Nie dla nich półfinał
Dla mroczeńskich piłkarzy przyjazd "cebulorzy" był swoistą nagrodą za trud włożony w przebrnięcie poszczególnych rund turnieju. - Nie będzie łatwo, silniejsi są, więksi, więcej cwaniactwa w nich - słowa te niosły się z trybun zajętych przez fanatyków Orła.

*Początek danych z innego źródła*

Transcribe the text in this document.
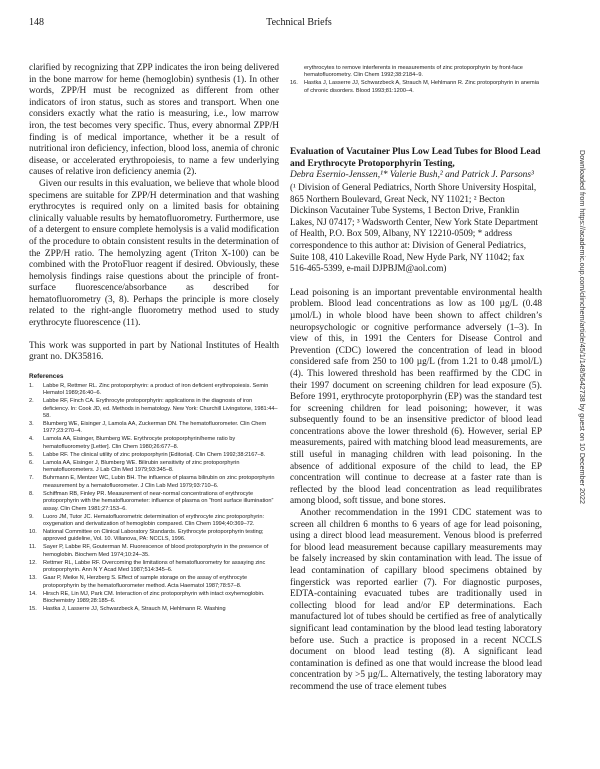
148	Technical Briefs

clarified by recognizing that ZPP indicates the iron being delivered in the bone marrow for heme (hemoglobin) synthesis (1). In other words, ZPP/H must be recognized as different from other indicators of iron status, such as stores and transport. When one considers exactly what the ratio is measuring, i.e., low marrow iron, the test becomes very specific. Thus, every abnormal ZPP/H finding is of medical importance, whether it be a result of nutritional iron deficiency, infection, blood loss, anemia of chronic disease, or accelerated erythropoiesis, to name a few underlying causes of relative iron deficiency anemia (2).

Given our results in this evaluation, we believe that whole blood specimens are suitable for ZPP/H determination and that washing erythrocytes is required only on a limited basis for obtaining clinically valuable results by hematofluorometry. Furthermore, use of a detergent to ensure complete hemolysis is a valid modification of the procedure to obtain consistent results in the determination of the ZPP/H ratio. The hemolyzing agent (Triton X-100) can be combined with the ProtoFluor reagent if desired. Obviously, these hemolysis findings raise questions about the principle of front-surface fluorescence/absorbance as described for hematofluorometry (3, 8). Perhaps the principle is more closely related to the right-angle fluorometry method used to study erythrocyte fluorescence (11).

This work was supported in part by National Institutes of Health grant no. DK35816.

References
1. Labbe R, Rettmer RL. Zinc protoporphyrin: a product of iron deficient erythropoiesis. Semin Hematol 1989;26:40–6.
2. Labbe RF, Finch CA. Erythrocyte protoporphyrin: applications in the diagnosis of iron deficiency. In: Cook JD, ed. Methods in hematology. New York: Churchill Livingstone, 1981:44–58.
3. Blumberg WE, Eisinger J, Lamola AA, Zuckerman DN. The hematofluorometer. Clin Chem 1977;23:270–4.
4. Lamola AA, Eisinger, Blumberg WE. Erythrocyte protoporphyrin/heme ratio by hematofluorometry [Letter]. Clin Chem 1980;26:677–8.
5. Labbe RF. The clinical utility of zinc protoporphyrin [Editorial]. Clin Chem 1992;38:2167–8.
6. Lamola AA, Eisinger J, Blumberg WE. Bilirubin sensitivity of zinc protoporphyrin hematofluorometers. J Lab Clin Med 1979;93:345–8.
7. Buhrmann E, Mentzer WC, Lubin BH. The influence of plasma bilirubin on zinc protoporphyrin measurement by a hematofluorometer. J Clin Lab Med 1979;93:710–6.
8. Schiffman RB, Finley PR. Measurement of near-normal concentrations of erythrocyte protoporphyrin with the hematofluorometer: influence of plasma on “front surface illumination” assay. Clin Chem 1981;27:153–6.
9. Luoro JM, Tutor JC. Hematofluorometric determination of erythrocyte zinc protoporphyrin: oxygenation and derivatization of hemoglobin compared. Clin Chem 1994;40:369–72.
10. National Committee on Clinical Laboratory Standards. Erythrocyte protoporphyrin testing; approved guideline, Vol. 10. Villanova, PA: NCCLS, 1996.
11. Sayer P, Labbe RF, Gouterman M. Fluorescence of blood protoporphyrin in the presence of hemoglobin. Biochem Med 1974;10:24–35.
12. Rettmer RL, Labbe RF. Overcoming the limitations of hematofluorometry for assaying zinc protoporphyrin. Ann N Y Acad Med 1987;514:345–6.
13. Gaar P, Meike N, Herzberg S. Effect of sample storage on the assay of erythrocyte protoporphyrin by the hematofluorometer method. Acta Haematol 1987;78:57–8.
14. Hirsch RE, Lin MJ, Park CM. Interaction of zinc protoporphyrin with intact oxyhemoglobin. Biochemistry 1989;28:185–6.
15. Hastka J, Lasserre JJ, Schwarzbeck A, Strauch M, Hehlmann R. Washing
erythrocytes to remove interferents in measurements of zinc protoporphyrin by front-face hematofluorometry. Clin Chem 1992;38:2184–9.
16. Hastka J, Lasserre JJ, Schwarzbeck A, Strauch M, Hehlmann R. Zinc protoporphyrin in anemia of chronic disorders. Blood 1993;81:1200–4.
Evaluation of Vacutainer Plus Low Lead Tubes for Blood Lead and Erythrocyte Protoporphyrin Testing,
Debra Esernio-Jenssen,¹* Valerie Bush,² and Patrick J. Parsons³
(¹ Division of General Pediatrics, North Shore University Hospital, 865 Northern Boulevard, Great Neck, NY 11021; ² Becton Dickinson Vacutainer Tube Systems, 1 Becton Drive, Franklin Lakes, NJ 07417; ³ Wadsworth Center, New York State Department of Health, P.O. Box 509, Albany, NY 12210-0509; * address correspondence to this author at: Division of General Pediatrics, Suite 108, 410 Lakeville Road, New Hyde Park, NY 11042; fax 516-465-5399, e-mail DJPBJM@aol.com)

Lead poisoning is an important preventable environmental health problem. Blood lead concentrations as low as 100 µg/L (0.48 µmol/L) in whole blood have been shown to affect children’s neuropsychologic or cognitive performance adversely (1–3). In view of this, in 1991 the Centers for Disease Control and Prevention (CDC) lowered the concentration of lead in blood considered safe from 250 to 100 µg/L (from 1.21 to 0.48 µmol/L) (4). This lowered threshold has been reaffirmed by the CDC in their 1997 document on screening children for lead exposure (5). Before 1991, erythrocyte protoporphyrin (EP) was the standard test for screening children for lead poisoning; however, it was subsequently found to be an insensitive predictor of blood lead concentrations above the lower threshold (6). However, serial EP measurements, paired with matching blood lead measurements, are still useful in managing children with lead poisoning. In the absence of additional exposure of the child to lead, the EP concentration will continue to decrease at a faster rate than is reflected by the blood lead concentration as lead requilibrates among blood, soft tissue, and bone stores.

Another recommendation in the 1991 CDC statement was to screen all children 6 months to 6 years of age for lead poisoning, using a direct blood lead measurement. Venous blood is preferred for blood lead measurement because capillary measurements may be falsely increased by skin contamination with lead. The issue of lead contamination of capillary blood specimens obtained by fingerstick was reported earlier (7). For diagnostic purposes, EDTA-containing evacuated tubes are traditionally used in collecting blood for lead and/or EP determinations. Each manufactured lot of tubes should be certified as free of analytically significant lead contamination by the blood lead testing laboratory before use. Such a practice is proposed in a recent NCCLS document on blood lead testing (8). A significant lead contamination is defined as one that would increase the blood lead concentration by >5 µg/L. Alternatively, the testing laboratory may recommend the use of trace element tubes

Downloaded from https://academic.oup.com/clinchem/article/45/1/148/5642738 by guest on 10 December 2022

Na przekór tym opiniom, to Mroczeń pierwszy doszedł do głosu. Z rzutu wolnego próbował Moś i choć brakło mu petardy w nodze, to fikuśny kozioł od murawy mógł sprawić problem interweniującemu Melonowi. W 23 minucie linię spalonego złamał Łuczak i tylko czujna postawa Peksy w sytuacji sam na sam uchroniła Orła przed wyjęciem piłki z siatki. Prawdziwe zawirowanie i to nie ze względu na dokuczliwy wiatr nastąpiło kilka minut później. Korner dla gości wykonywał Grabowski, w dodatku zrobił to na tyle dobrze, że zamykający akcję Lis mógł tylko dostawić czoło i dostawił, w tak niefortunny jednak sposób, że futbolówka przemknęła wzdłuż linii bramkowej. W 38 minucie z dystansu uderzył Stoychev, ale jeśli nadal myśli o grze na trzecioligowym poziomie, to tą próbę powinien szybko wymazać z pamięci. - Nie mamy nic przeciwko, niech pan z ósemką na plecach dalej tak strzela - skwitowali tę akcję mroczeńscy kibice. Nie obyło się bez momentów grozy. Nieciekawie wyglądała stłuczka dwóch kolegów z jednej drużyny, konkretnie Mosia i Góreckiego. O ile ten pierwszy w miarę szybko się podniósł, to ten drugi bardziej ucierpiał i chwilę musiał pojęczeć i postękać, by także wrócić w bój. Końcówka pierwszej połowy znów wpłynęła na podwyższone ciśnienie zarówno po jednej jak i po drugiej stronie. Sporo pretensji może mieć do siebie Grądowy, który z pięciu metrów przestrzelił niemalże na pustą bramkę. W odpowiedzi sam na sam wyszedł Ciesielski, ale chyba nie spodziewał się, że Peksa wygarnie mu tak łatwo piłkę spod nóg. Do przerwy 0:0.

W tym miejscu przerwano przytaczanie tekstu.